In 2009, James led the development of the Foundation’s Future Vision pilot project to experiment with a new strategic approach to global fundraising and grant-making activities. The three-year pilot was so successful in increasing giving to the annual fund, improving project focus and impact, and obtaining administrative cost-savings that it was adopted and scaled globally in 2013. James and his team won a Silver Edison Award for social innovation following the launch of the program. In 2013, upon launch completion her transitioned to Director for Strategy, Innovation and Evaluation. In this role he was responsible for working with the CEO, leadership team and the senior volunteers of Rotary in the development and implementation of organizational strategy from membership, to fundraising, grant-making and outcome evaluation.

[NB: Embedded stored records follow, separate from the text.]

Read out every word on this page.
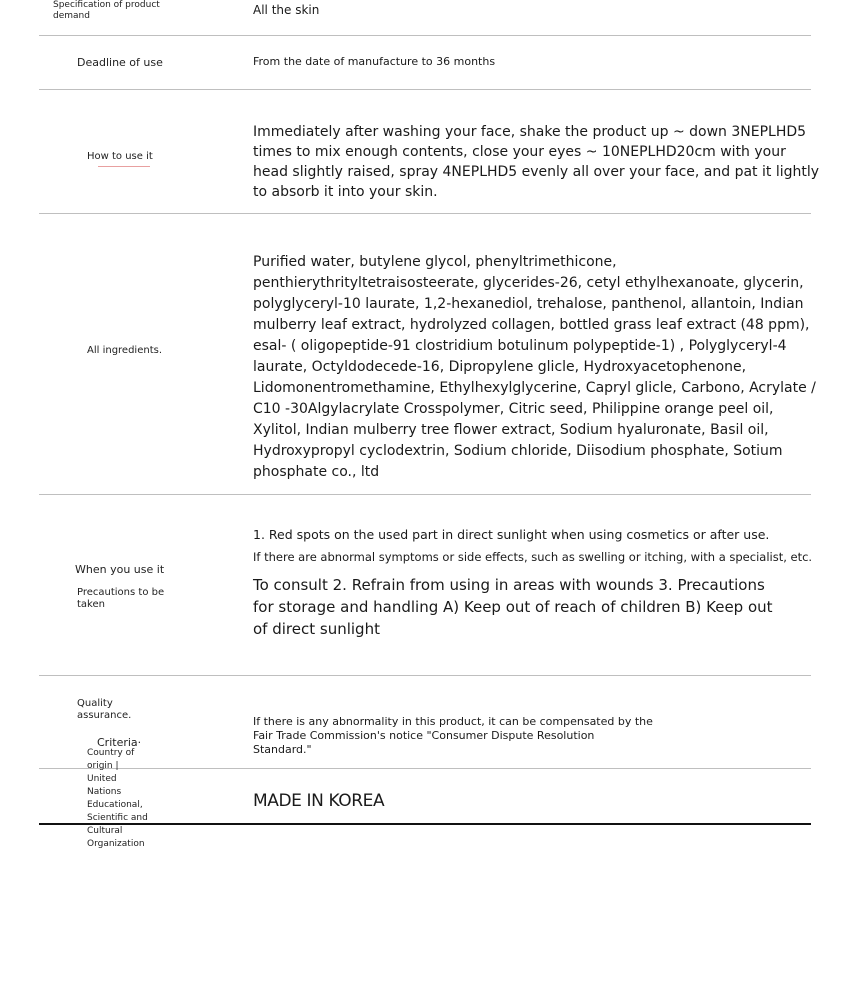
Specification of product demand	All the skin
Deadline of use	From the date of manufacture to 36 months
How to use it
Immediately after washing your face, shake the product up ~ down 3NEPLHD5 times to mix enough contents, close your eyes ~ 10NEPLHD20cm with your head slightly raised, spray 4NEPLHD5 evenly all over your face, and pat it lightly to absorb it into your skin.
All ingredients.
Purified water, butylene glycol, phenyltrimethicone, penthierythrityltetraisosteerate, glycerides-26, cetyl ethylhexanoate, glycerin, polyglyceryl-10 laurate, 1,2-hexanediol, trehalose, panthenol, allantoin, Indian mulberry leaf extract, hydrolyzed collagen, bottled grass leaf extract (48 ppm), esal- ( oligopeptide-91 clostridium botulinum polypeptide-1) , Polyglyceryl-4 laurate, Octyldodecede-16, Dipropylene glicle, Hydroxyacetophenone, Lidomonentromethamine, Ethylhexylglycerine, Capryl glicle, Carbono, Acrylate / C10 -30Algylacrylate Crosspolymer, Citric seed, Philippine orange peel oil, Xylitol, Indian mulberry tree flower extract, Sodium hyaluronate, Basil oil, Hydroxypropyl cyclodextrin, Sodium chloride, Diisodium phosphate, Sotium phosphate co., ltd
When you use it
Precautions to be taken
1. Red spots on the used part in direct sunlight when using cosmetics or after use.
If there are abnormal symptoms or side effects, such as swelling or itching, with a specialist, etc.
To consult 2. Refrain from using in areas with wounds 3. Precautions for storage and handling A) Keep out of reach of children B) Keep out of direct sunlight
Quality assurance.
Criteria·
If there is any abnormality in this product, it can be compensated by the Fair Trade Commission's notice "Consumer Dispute Resolution Standard."
Country of origin | United Nations Educational, Scientific and Cultural Organization
MADE IN KOREA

It was at the Edison Awards, that James first learned about design-thinking and realized that he had been practicing this approach for many years. He began collaborating with a group of investors to purchase and renovate real estate. Over 16 years he grew this into a $5 million portfolio with over 30 properties under management. In 2016, he stepped down from his role at Rotary to launch Septentrion Studios as a boutique design and consulting firm for real estate investors, start-ups and non-profit organizations to design investment properties, philanthropic programs and platforms for social entrepreneurship.

James obtained his Illinois realtor’s license and became a Managing Broker. In 2019 he completed a Certificate of Design from the School of the Art Institute of Chicago and completed coursework in human-centered design and design thinking from IDEO and the Acumen Fund. He holds a Bachelor of Arts degree in International Relations from Michigan State University and a Master’s Degree in Public Administration and Non-profit Management from Grand Valley State University of Grand Rapids, Michigan as well as a Certificate of Non-profit Executive Management from Loyola University, Chicago.